Эльрик отмалчивался. Крутил на пальце браслет драгоценный, халифом подаренный в благодарность за жизнь спасенную. Не умел владыка вину свою признавать, но чувствовать себя виноватым все-таки умел.
— Он же с тобой, как с рабом последним, говорить посмел. — Ахмази с ненавистью взглянул на браслет. — И наградил — как псу кость бросил. Зачем ты его спас?
— Работа у меня такая, — ответил наконец Секира. — Ты пойми, он же платит мне за это. За то, чтобы я его охранял. А договор нарушать нельзя — это дело чести.
— А я? — ошеломленно выдохнул парень. — А меня ты тоже… как этих? Потому что дело чести?
— Что, созрел наконец-то? — без всякого удивления поинтересовался Эльрик. — Давно пора. И скольким еще, скажи на милость, ты веришь, как мне?
— Никому. — Горько было ужасно. Но хватило сил и мужества горечь за сухостью скрыть. За тоном ледяным. — Я тебе только верил.
— Это плохо.
— Это хорошо!
— Да я не о том, что ты не веришь. Я о том, что нет вокруг тебя людей, которые веры заслуживают. Искать надо, Ахмази. Тебе самому искать.
— Зачем теперь?
— Ты что, передумал халифа менять на более покладистого?
— Я? Я никогда и…
— И в мыслях не держал? Ну-ну.
— Я опять ничего не понимаю.
— А пора бы. Большой уже. Ахмази, между львами и халифом я делаю выбор в пользу халифа.
— Договор?
— Да. Но между халифом и тобой я выбрал тебя.
— А как же честь?
— В этом нет бесчестья. Но, чтобы понять это, тебе нужно стать бессмертным.
— Ты предашь своего господина?
— У меня нет господина. — Эльрик пожал плечами. — С точки зрения людей — это предательство. А с моей — предательством было бы пойти против тебя. Объяснить это трудно, да и не собираюсь я объяснять.

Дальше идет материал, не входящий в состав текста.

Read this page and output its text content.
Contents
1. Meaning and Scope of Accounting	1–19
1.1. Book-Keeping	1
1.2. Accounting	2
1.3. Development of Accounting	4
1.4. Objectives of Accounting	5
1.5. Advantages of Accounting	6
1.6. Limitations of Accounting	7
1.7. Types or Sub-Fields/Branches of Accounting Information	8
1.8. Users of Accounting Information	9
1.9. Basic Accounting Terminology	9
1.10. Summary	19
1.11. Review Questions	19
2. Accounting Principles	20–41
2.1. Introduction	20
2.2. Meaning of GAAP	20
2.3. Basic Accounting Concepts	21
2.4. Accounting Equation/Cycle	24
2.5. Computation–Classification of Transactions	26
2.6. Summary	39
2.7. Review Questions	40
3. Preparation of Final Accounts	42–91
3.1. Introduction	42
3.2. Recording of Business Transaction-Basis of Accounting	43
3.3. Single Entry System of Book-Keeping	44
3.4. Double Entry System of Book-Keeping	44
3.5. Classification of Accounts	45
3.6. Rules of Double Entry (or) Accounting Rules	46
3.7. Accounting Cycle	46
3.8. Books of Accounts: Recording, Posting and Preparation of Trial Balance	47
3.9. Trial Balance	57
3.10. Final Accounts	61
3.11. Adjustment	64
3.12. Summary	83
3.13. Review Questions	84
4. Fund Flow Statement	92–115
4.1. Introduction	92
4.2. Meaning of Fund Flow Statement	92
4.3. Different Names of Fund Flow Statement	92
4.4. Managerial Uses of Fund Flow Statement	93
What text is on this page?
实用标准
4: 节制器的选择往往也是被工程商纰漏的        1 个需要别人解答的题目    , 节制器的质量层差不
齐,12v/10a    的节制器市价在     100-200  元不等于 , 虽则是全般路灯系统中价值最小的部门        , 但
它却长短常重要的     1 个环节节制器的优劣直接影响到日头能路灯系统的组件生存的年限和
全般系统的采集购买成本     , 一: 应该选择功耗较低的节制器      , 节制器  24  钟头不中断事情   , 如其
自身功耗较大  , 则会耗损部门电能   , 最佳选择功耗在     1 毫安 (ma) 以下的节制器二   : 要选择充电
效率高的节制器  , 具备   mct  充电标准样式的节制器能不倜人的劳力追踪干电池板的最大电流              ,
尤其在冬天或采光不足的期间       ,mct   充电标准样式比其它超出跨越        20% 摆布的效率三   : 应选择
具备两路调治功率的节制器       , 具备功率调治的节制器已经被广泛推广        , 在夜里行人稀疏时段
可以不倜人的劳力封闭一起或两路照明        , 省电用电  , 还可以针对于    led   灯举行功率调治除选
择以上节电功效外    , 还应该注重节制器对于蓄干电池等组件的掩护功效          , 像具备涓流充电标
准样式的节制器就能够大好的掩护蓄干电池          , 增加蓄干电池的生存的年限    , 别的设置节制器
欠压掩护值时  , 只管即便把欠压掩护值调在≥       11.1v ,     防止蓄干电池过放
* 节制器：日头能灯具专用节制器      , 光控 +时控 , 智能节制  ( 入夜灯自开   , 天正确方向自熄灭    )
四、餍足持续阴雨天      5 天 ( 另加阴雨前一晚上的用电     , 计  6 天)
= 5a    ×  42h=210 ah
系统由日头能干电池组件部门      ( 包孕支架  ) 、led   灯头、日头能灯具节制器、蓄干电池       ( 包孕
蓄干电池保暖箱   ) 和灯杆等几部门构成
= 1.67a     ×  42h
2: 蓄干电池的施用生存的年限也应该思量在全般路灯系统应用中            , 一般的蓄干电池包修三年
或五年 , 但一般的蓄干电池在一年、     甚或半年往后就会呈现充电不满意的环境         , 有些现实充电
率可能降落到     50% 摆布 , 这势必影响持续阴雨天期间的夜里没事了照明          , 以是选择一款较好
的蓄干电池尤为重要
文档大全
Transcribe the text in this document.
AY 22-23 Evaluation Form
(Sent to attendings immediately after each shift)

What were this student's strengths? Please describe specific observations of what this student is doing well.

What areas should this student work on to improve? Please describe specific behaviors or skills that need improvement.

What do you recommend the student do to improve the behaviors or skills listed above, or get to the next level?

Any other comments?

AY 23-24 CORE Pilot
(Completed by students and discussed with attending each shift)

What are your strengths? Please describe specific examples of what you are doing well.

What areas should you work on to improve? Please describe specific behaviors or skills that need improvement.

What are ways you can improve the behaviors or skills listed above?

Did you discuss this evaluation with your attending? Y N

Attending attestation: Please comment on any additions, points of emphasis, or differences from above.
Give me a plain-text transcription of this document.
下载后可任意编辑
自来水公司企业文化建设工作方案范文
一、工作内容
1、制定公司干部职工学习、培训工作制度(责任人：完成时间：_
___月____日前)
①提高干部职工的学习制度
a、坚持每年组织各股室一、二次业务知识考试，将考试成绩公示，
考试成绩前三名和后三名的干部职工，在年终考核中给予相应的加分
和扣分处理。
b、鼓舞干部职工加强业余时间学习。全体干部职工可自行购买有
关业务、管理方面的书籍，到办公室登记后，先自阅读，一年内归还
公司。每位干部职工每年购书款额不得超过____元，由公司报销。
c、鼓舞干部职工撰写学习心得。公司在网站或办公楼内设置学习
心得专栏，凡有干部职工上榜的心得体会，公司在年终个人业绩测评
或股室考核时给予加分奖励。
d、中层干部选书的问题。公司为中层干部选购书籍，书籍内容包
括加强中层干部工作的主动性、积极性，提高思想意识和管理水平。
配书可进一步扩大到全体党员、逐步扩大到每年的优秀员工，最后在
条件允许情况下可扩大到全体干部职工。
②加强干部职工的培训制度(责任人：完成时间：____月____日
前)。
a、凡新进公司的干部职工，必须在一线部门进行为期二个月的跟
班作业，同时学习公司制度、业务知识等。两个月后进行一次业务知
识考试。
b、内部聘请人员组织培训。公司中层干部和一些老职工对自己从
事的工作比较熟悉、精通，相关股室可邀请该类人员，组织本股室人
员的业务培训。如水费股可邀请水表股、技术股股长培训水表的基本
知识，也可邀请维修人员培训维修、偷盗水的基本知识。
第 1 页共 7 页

— Это ты служил халифу Баруху? — брякнул Ахмази неожиданно для себя самого.
— Я. — Нелюдь зашвырнул браслет в угол. — Где вычитал?
— В старом-старом свитке. Его уже мыши погрызли, так я подумал, что он ненужный, наверное, и сжег.
— Молодец.
— Значит, ты называешься шефанго. Скажи, только честно, а Баруха ты защищал бы от меня?
— Странный ты человек, Ахмази, — устало проговорил Секира. — То взрослый совсем. То вопросы задаешь, как дите малое: «А кто сильнее, джинн или ифрит?»
— Ифрит — это тоже джинн. Только… ну, другой.
— В том-то и дело. Барух умер. А ты живой.
— А если бы…
— Самые мерзкие слова, какие я только знаю, парень. «Если бы…» Тебе они ни к чему.
— Но, Секира, — евнух потерянно смотрел на воина, — как же я могу знать, можно ли верить тебе?
— А никак. — Тот покачал головой. — Ты не обо мне думай. Ты о людях думай, вот там действительно сложно:
«веришь — не веришь». Их учись понимать.
— А ты?
— Я — стихийное бедствие, — совершенно серьезно сказал Эльрик. — И будешь ты доверять мне или не будешь, ничего от этого не изменится.
— Слишком сильный, чтобы с кем-то считаться?
— Ты действительно думаешь так? Ахмази помолчал, ища ответ в себе самом. И ответил честно:
— Нет.
— Правильно. Сейчас и здесь я считаюсь с тобой. И пока ты не умрешь — так оно и будет. Главное, не лазь за львятами.
— Почему?
— Родители у них царапаются, сволочи.
«Будут Четверо, те, кого посчитают за фигуры и поставят на доску. Будут Четверо, и фигуры станут игроками, и сойдутся Цветок и Сталь, Смех и Расчет, и доска станет ареной, а зрители — фигурами. Будут Четверо, и мир на краю пропасти встанет на дыбы, и будет уже поздно что-то менять».
Разумные люди не верят пророчествам. Это Ахмази знал всегда. Какими бы путями ни шли звезды и светила — пути эти далеки от дел земных, и нет небесам заботы до смертных.
Да, пророчествам верить нельзя. Но как же не верить, если сказано ясно:
«Будут Четверо…»
Империя готов
Эзис
Сипанго
И земля, что лежит далеко-далеко за морем. На Западе называют ее Готландией, землей Бога.
Четверо. Те, кто вот-вот развяжут войну, равной которой не было.
И если не лжет пророчество, говоря о Четверых, можно ли думать, что лживо оно во всем другом?